Problems using Plug-in Installer on Servers with PHP Safe Mode

[enzo]

Hello folks

I had some troubles trying install some plug-ins in a server with PHP Safe Mode enabled, because the installer check some paths outside the document root.

So, I created a new patch in order to start checking of files at document root.

After this patch now my server is working well with plug-in installer.

Enjoy IT.

enzo

[VexedPanda]

Hmm, I dunno. If someone moves something like their includes directory out of webroot (which we want to support), it should still try and write there. If their server doesn't allow it, I vote we just spit out a notice saying something like:
"In order to finish the install, the following steps must be performed manually:
Copy {original file} to {destination}"

[alex94040]

Can we somehow reconcile two desires here? Can we have a fork in the code that says

- if not in safe mode, do X
- if in safe mode, do Y;
- if in safe mode and the includes are outside of the docroot, give up and give an error message?

[VexedPanda]

I don't think it needs to be that complex.
Simply doing error handling and displaying an error in case of failure should be enough.

[alex94040]

Vexed - but see, this essentially would mean that the developer can't automatically install plugins on a PHP Safe Mode box... That'd be kind of bad, no? The whole point of the plugins framework is to allow for nice and easy install/uninstall..

[VexedPanda]

I guess I don't understand quite what's going on here. By default, shouldn't all plugins stay within docroot anyhow? So shouldn't this only come up when they've moved includes (or another directory) out of docroot anyhow?

[alex94040]

Plugins go into the /includes and /assets folders. By default - if you don't move the /includes outside of the docroot - plugins should go right inside the docroot. Enzo, however, is suggesting that this somehow still didn't work out of the box - I'm not sure why, I don't have a PHP Safe Mode install handy. Enzo, can you comment?

[alex94040]

We should close this ticket as "works for me" if we don't hear back in the next week.

[VexedPanda]

So the issue seems to be that in safe mode (or any strict environment), php doesn't have access to do a is_dir check of the directory structure outside of webroot.

My suggestion is we simply reverse this process.
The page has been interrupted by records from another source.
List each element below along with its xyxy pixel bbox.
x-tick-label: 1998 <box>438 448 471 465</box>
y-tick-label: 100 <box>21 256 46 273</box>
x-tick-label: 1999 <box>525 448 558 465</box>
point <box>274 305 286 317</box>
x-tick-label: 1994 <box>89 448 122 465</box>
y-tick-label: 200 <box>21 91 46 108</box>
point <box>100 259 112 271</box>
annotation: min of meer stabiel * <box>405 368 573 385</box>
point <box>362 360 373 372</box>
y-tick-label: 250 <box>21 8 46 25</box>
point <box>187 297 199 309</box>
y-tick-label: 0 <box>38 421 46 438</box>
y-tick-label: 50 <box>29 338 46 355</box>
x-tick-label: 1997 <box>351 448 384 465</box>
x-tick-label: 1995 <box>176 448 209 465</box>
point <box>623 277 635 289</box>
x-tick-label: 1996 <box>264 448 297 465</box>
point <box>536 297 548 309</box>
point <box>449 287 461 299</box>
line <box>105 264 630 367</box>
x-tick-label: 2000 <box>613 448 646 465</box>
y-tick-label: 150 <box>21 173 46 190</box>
Check the deepest first, and only go as far up as needed to create the missing directory.

This way, it will only throw an error when it actually needs to create or read a specific directory it doesn't have access to.

The second step would be to catch this error, and present it nicely to the user.

[VexedPanda]

mkdir has a recursive flag in PHP 5.0.0 and above. Hopefully this removes the need for the out-of-webroot checks entirely.

[VexedPanda]

Still need friendly errors, but that's perhaps a seperate issue.

[enzo]

(In [539]) Fixes #305 Validate if php_safe is on and generate a warning in installation

[alex94040]

What enzo checked in is not the same as the patch that is attached to this bug. Enzo checked in a friendly warning in the config checker; the other patch still needs to be applied.

[alex94040]

(In [540]) Fixes #305 (Problems using Plug-in Installer on Servers with PHP Safe Mode).

Also fixes PHP 5.3 compatibility in 1.1 plugin installer around ereg_replace being deprecated.

[alex94040]

On a second thought, an install-time warning should probably be enough. My last patch fixes formatting / other stuff in the earlier checkin, we can consider this closed.